Pegylated BPC-157 demonstrates the PEGylation protection strategy applied to a specific therapeutic peptide. The polyethylene glycol conjugation extends the circulating half-life by shielding protease-sensitive sites while maintaining the peptide's wound-healing bioactivity. This represents the practical translation of proteolytic resistance engineering into an improved therapeutic product.

Proteasome-targeting peptides

Synthetic peptides that recruit E3 ubiquitin ligases to specific target proteins (PROTACs and molecular glues) represent a new therapeutic paradigm — using the cell's own proteolytic machinery to degrade disease-causing proteins. While most current PROTACs are small molecules, peptide-based degrons are in active development for targets inaccessible to small molecules.

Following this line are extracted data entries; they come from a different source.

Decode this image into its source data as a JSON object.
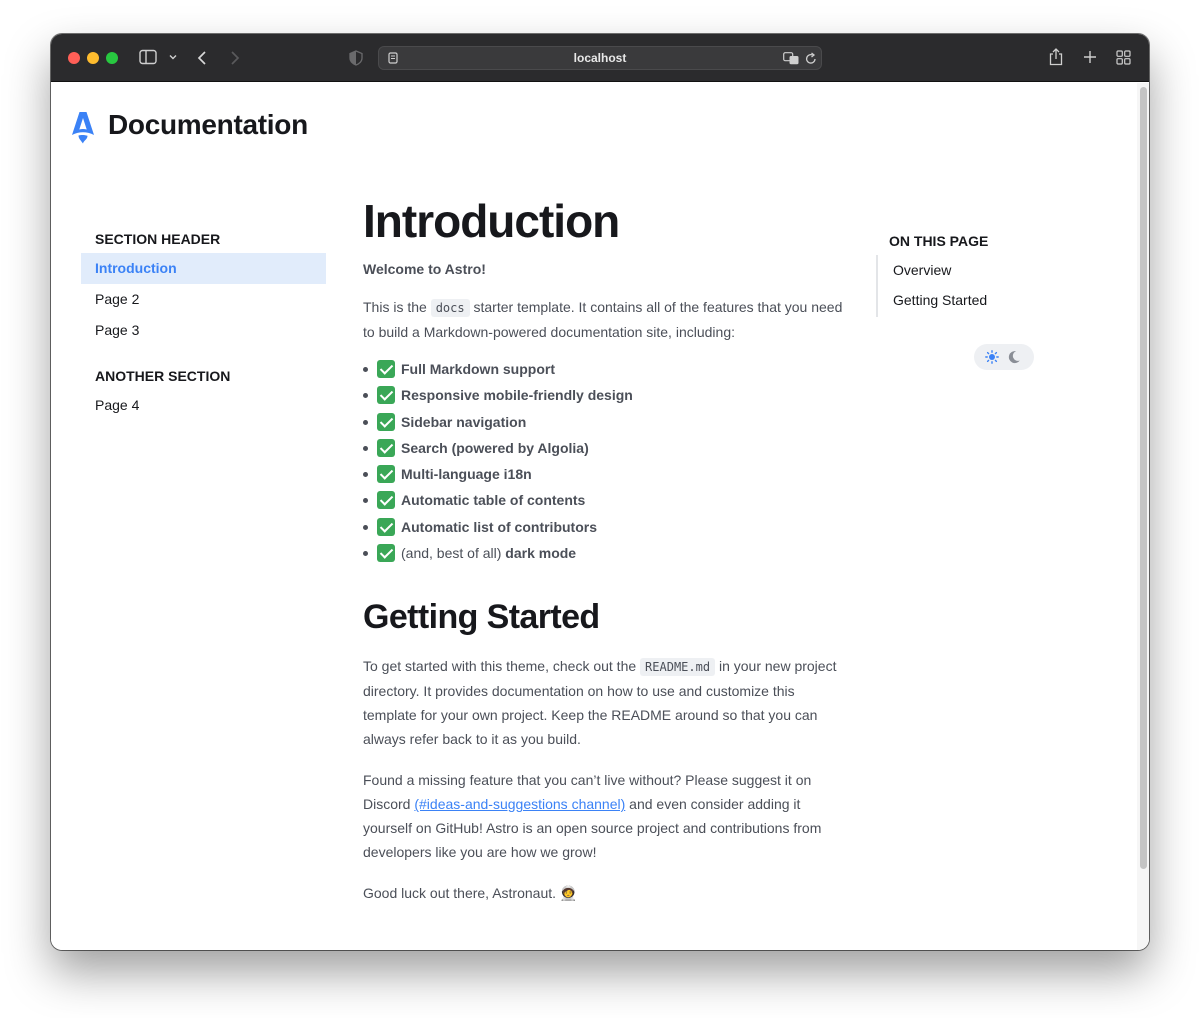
{
  "browser": {
    "url": "localhost"
  },
  "site": {
    "title": "Documentation"
  },
  "sidebar": {
    "sections": [
      {
        "header": "SECTION HEADER",
        "items": [
          "Introduction",
          "Page 2",
          "Page 3"
        ]
      },
      {
        "header": "ANOTHER SECTION",
        "items": [
          "Page 4"
        ]
      }
    ],
    "active_item": "Introduction"
  },
  "main": {
    "title": "Introduction",
    "lead": "Welcome to Astro!",
    "intro_before": "This is the ",
    "intro_code": "docs",
    "intro_after": " starter template. It contains all of the features that you need to build a Markdown-powered documentation site, including:",
    "features": [
      "Full Markdown support",
      "Responsive mobile-friendly design",
      "Sidebar navigation",
      "Search (powered by Algolia)",
      "Multi-language i18n",
      "Automatic table of contents",
      "Automatic list of contributors"
    ],
    "last_feature_prefix": "(and, best of all) ",
    "last_feature_bold": "dark mode",
    "getting_started": {
      "title": "Getting Started",
      "p1_before": "To get started with this theme, check out the ",
      "p1_code": "README.md",
      "p1_after": " in your new project directory. It provides documentation on how to use and customize this template for your own project. Keep the README around so that you can always refer back to it as you build.",
      "p2_before": "Found a missing feature that you can’t live without? Please suggest it on Discord ",
      "p2_link": "(#ideas-and-suggestions channel)",
      "p2_after": " and even consider adding it yourself on GitHub! Astro is an open source project and contributions from developers like you are how we grow!",
      "p3": "Good luck out there, Astronaut. 🧑‍🚀"
    }
  },
  "toc": {
    "title": "ON THIS PAGE",
    "items": [
      "Overview",
      "Getting Started"
    ]
  },
  "colors": {
    "accent": "#3b82f6",
    "active_bg": "#e1ecfb",
    "heading": "#17181c",
    "body_text": "#4b4f58"
  }
}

Protease mapping for peptide drug design

Rational peptide drug design increasingly relies on protease mapping — identifying which specific proteases a candidate peptide is most vulnerable to, and where cleavage occurs in the sequence. Techniques include:

In vitro protease incubation: Exposing the peptide to individual proteases (trypsin, chymotrypsin, DPP-IV, neprilysin) and analyzing fragments by mass spectrometry to identify cleavage sites
Plasma stability assays: Incubating the peptide in human plasma and measuring intact peptide concentration over time — a composite readout of all plasma protease activity
Protease-resistant analog screening: Systematically substituting amino acids at identified cleavage sites with D-amino acids, N-methylated residues, or non-natural amino acids, then re-testing stability

This approach has been applied successfully to GLP-1 analogs: native GLP-1 is rapidly cleaved by DPP-IV at position 2 (alanine). Substituting this position with aminoisobutyric acid (Aib) in semaglutide confers DPP-IV resistance, extending half-life from 2 minutes to approximately 7 days.

Clinical relevance

Understanding proteolysis is essential for rational peptide drug design. Every decision — route of administration, dosing frequency, chemical modifications — is shaped by the protease environment the peptide will encounter. Subcutaneous injection avoids first-pass hepatic and gastrointestinal proteolysis. Cyclization and D-amino acid substitution extend half-life from minutes to hours or days. PEGylation can extend it further to weeks. The ongoing challenge is achieving protease resistance without sacrificing receptor binding affinity or introducing immunogenicity — a balance that defines the frontier of peptide pharmacology.